What went wrong? How did the ideologically driven politics of nationalism and neo-colonial birth pangs lose out in causal terms to the rantings of religious extremists and the martyrdom of children? The pundits have mostly played a blaming game. Echoing the patriotic rhetoric of President George W. Bush after 9/11, historian Bernard Lewis traces the troubles of the Islamic world to a “lack of freedom,” seemingly the failure of predominantly Muslim countries to have the same governmental ancestry as France or the United States.
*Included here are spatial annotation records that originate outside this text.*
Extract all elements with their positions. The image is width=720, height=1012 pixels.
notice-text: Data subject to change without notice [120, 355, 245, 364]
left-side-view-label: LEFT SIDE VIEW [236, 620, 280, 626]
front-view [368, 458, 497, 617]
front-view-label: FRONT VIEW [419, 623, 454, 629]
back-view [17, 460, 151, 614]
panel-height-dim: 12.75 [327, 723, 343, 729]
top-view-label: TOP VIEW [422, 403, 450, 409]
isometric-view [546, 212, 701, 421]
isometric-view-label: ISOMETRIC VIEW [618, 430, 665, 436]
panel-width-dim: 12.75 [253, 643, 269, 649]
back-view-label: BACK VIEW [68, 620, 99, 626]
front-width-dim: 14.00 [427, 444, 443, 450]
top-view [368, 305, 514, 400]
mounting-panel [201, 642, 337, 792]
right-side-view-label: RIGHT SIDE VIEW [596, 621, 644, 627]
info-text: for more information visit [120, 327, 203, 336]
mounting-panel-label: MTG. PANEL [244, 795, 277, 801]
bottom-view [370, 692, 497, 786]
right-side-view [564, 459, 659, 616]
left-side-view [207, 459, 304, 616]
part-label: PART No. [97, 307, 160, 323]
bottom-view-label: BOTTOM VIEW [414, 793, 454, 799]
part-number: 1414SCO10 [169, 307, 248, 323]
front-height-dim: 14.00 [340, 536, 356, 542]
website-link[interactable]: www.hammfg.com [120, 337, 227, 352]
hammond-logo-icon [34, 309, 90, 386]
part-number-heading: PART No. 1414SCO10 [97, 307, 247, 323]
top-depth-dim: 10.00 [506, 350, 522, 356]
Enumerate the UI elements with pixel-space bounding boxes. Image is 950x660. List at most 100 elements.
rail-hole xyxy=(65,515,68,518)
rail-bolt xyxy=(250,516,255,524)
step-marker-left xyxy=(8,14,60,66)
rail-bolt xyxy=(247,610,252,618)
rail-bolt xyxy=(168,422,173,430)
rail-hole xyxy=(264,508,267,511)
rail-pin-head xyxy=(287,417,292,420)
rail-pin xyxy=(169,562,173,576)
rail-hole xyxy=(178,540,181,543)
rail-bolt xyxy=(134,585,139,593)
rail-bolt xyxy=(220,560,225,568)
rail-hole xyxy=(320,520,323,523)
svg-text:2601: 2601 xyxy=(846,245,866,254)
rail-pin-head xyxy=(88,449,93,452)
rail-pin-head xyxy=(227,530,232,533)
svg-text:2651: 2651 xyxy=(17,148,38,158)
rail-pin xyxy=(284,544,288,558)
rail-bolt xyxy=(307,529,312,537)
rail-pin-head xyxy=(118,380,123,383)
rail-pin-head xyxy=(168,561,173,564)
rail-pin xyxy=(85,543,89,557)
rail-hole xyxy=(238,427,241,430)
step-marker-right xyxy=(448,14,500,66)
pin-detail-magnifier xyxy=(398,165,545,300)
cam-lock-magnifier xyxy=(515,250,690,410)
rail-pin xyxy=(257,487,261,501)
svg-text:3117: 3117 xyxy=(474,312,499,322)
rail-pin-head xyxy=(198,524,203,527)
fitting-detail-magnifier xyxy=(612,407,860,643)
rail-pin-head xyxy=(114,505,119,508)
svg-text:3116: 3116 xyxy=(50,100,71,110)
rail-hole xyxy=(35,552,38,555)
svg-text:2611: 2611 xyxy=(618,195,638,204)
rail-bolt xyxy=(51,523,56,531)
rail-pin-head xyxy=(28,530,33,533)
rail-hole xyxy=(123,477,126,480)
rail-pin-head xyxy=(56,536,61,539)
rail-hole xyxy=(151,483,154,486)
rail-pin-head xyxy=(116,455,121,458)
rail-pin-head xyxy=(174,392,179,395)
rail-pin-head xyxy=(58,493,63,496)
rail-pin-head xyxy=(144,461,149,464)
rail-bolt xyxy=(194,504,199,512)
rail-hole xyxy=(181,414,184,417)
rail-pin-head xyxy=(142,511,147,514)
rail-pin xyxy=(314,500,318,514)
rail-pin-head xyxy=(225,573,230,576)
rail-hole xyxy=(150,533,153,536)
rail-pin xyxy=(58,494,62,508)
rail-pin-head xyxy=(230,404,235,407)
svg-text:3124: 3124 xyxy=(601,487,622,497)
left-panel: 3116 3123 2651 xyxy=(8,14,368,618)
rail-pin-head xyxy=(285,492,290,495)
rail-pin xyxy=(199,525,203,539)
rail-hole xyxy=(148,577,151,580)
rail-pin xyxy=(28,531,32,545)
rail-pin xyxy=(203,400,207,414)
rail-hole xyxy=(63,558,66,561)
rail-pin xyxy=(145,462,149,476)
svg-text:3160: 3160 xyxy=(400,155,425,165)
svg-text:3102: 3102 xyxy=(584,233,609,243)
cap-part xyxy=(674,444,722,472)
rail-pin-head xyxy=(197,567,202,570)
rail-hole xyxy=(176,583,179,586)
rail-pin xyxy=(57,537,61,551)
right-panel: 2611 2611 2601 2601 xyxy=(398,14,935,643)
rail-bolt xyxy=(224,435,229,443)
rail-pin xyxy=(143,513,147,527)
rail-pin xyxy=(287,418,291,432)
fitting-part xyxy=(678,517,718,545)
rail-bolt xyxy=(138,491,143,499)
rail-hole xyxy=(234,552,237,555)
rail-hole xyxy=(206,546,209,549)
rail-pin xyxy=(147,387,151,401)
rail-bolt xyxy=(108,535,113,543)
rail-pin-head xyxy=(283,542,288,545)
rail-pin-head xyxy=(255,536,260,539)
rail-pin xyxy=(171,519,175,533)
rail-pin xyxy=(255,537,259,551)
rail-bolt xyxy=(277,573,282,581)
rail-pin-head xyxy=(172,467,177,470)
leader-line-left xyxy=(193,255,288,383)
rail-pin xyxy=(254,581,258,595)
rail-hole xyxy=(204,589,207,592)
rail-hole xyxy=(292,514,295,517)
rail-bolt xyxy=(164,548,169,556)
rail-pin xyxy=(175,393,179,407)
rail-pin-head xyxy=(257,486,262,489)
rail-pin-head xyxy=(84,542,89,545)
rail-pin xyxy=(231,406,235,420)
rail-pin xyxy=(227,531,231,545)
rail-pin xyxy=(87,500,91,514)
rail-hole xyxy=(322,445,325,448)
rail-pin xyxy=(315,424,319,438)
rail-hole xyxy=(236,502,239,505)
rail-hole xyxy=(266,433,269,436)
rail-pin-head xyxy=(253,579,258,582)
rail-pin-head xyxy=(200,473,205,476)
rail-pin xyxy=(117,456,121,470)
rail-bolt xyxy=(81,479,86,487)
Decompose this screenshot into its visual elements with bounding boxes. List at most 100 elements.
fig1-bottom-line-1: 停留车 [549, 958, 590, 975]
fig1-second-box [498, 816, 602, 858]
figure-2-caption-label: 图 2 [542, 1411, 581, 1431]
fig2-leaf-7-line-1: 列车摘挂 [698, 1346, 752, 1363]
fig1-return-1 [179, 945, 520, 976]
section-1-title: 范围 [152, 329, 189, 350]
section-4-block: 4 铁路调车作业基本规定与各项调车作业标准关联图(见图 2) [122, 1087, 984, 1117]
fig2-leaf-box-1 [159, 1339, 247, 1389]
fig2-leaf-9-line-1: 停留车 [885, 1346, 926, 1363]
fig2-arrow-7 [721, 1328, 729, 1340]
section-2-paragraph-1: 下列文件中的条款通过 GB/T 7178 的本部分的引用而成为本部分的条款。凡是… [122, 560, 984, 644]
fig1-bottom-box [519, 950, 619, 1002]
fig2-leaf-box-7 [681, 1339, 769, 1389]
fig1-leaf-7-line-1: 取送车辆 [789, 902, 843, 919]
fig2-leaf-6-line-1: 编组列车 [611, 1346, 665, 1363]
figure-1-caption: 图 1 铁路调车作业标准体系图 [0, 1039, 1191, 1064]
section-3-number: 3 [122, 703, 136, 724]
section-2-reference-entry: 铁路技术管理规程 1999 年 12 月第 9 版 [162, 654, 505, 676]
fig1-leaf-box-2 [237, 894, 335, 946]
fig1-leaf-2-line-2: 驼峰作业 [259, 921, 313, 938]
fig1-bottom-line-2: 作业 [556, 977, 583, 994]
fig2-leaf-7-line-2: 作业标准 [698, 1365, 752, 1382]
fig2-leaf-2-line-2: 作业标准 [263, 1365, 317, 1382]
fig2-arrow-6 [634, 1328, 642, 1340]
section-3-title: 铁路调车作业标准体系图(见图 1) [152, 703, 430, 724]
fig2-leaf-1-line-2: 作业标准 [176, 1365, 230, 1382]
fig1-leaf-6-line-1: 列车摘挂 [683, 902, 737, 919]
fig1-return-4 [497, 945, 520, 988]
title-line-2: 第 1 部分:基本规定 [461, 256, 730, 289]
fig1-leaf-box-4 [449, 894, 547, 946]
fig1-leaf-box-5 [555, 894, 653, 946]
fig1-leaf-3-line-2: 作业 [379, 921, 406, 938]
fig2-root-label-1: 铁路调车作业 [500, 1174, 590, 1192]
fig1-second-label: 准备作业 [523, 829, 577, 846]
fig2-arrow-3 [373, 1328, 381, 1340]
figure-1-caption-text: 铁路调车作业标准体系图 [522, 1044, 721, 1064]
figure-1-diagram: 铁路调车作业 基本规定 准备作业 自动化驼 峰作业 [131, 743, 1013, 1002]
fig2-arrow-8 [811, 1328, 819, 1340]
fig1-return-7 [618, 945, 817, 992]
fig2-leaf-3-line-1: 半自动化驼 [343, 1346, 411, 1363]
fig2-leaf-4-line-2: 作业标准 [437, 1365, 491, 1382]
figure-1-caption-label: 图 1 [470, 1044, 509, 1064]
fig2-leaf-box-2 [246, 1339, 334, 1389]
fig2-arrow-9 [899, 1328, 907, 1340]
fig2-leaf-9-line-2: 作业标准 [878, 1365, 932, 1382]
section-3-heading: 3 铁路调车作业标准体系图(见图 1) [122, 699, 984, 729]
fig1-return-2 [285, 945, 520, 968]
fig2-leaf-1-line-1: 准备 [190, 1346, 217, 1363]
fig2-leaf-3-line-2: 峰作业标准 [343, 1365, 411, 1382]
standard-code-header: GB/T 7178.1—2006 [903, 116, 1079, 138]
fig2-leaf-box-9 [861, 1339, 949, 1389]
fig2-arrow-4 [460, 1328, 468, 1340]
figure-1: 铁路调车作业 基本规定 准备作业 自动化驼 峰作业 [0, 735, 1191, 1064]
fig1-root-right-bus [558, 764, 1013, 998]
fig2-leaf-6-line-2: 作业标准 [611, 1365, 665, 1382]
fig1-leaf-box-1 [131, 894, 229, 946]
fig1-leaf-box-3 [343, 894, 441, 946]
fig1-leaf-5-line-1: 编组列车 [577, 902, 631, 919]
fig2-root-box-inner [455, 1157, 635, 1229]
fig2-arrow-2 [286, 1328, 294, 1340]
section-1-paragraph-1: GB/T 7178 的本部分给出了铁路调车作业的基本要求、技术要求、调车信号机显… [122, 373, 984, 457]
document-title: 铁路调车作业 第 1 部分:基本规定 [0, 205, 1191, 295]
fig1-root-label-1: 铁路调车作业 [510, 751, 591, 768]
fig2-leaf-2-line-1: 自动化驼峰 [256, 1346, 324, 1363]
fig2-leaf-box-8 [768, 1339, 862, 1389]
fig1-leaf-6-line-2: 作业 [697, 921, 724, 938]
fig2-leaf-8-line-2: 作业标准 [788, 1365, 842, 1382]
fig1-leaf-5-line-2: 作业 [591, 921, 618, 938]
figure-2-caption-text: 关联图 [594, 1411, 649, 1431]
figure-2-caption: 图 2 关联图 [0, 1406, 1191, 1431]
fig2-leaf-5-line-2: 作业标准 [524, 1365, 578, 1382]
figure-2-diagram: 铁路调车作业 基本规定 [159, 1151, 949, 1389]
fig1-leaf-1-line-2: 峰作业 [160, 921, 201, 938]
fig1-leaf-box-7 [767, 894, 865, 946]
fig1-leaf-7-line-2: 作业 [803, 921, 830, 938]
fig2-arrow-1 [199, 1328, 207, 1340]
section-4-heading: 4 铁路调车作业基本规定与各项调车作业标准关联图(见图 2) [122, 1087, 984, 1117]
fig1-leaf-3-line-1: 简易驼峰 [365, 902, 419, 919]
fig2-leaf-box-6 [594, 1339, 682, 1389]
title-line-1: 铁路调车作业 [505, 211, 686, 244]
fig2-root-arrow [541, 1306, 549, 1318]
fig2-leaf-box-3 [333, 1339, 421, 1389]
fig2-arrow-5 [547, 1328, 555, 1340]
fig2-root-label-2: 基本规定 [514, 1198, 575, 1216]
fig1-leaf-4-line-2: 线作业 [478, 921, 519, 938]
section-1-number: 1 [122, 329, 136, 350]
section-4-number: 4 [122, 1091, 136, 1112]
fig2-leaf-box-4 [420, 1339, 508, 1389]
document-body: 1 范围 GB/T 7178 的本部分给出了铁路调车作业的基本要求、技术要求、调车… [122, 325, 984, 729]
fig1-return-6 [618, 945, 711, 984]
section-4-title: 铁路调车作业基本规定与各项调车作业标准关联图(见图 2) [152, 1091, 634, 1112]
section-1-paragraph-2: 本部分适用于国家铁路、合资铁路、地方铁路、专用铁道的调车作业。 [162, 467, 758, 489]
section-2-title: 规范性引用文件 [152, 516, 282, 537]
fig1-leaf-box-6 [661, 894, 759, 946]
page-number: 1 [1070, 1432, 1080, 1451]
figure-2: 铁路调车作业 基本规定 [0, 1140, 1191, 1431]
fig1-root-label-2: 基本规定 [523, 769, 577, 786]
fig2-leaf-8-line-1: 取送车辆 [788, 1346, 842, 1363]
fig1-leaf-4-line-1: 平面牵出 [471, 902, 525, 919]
Were Muslims secular in a Western mode, the argument implies, they too could become enlightened enough to reform their religion into irrelevance. For a political scientist like Martin Kramer, the sandtrap lies with the entire Middle East Studies establishment reinvented in the wake of Edward Said’s critique of media-friendly establishment scholars like Bernard Lewis. Middle East specialists who recognized and lamented the ethnocentrism and racism of an imperially aligned “Orientalism” are faulted for a “failure to anticipate Islamism.” Being a blindsided expert on Islam in this scenario becomes tantamount to being a geologist who fails to predict the timing of an earthquake or a stock broker who does not foresee a recession. Op-ed speak aside, there was hardly a need for academic scholars studying Islam–certainly not those who have no expertise as “political” scientists–to predict the swell of political unrest couched in religious rhetoric throughout the Muslim world. No one, not even the most sophisticated intelligence operatives in the world, was able to predict the attack on the Twin Towers. Were American security advisors waiting for an Ivory Tower directive to tell them the obvious: American policy towards the Middle East has continually generated violent reactions? Asking what went wrong in order to trounce one’s opponents is disingenuous; the real question should be why ongoing global power plays resulting in political instability, economic disparity, cultural defamation and misplaced self-interest should be labeled failures of religion. What went wrong is what usually goes wrong: someone else gets the blame for not being on the right side of God.
Excerpt from Daniel Martin Varisco. Islam Obscured: the Rhetoric of Anthropological Representation. New York: Palgrave, 2005.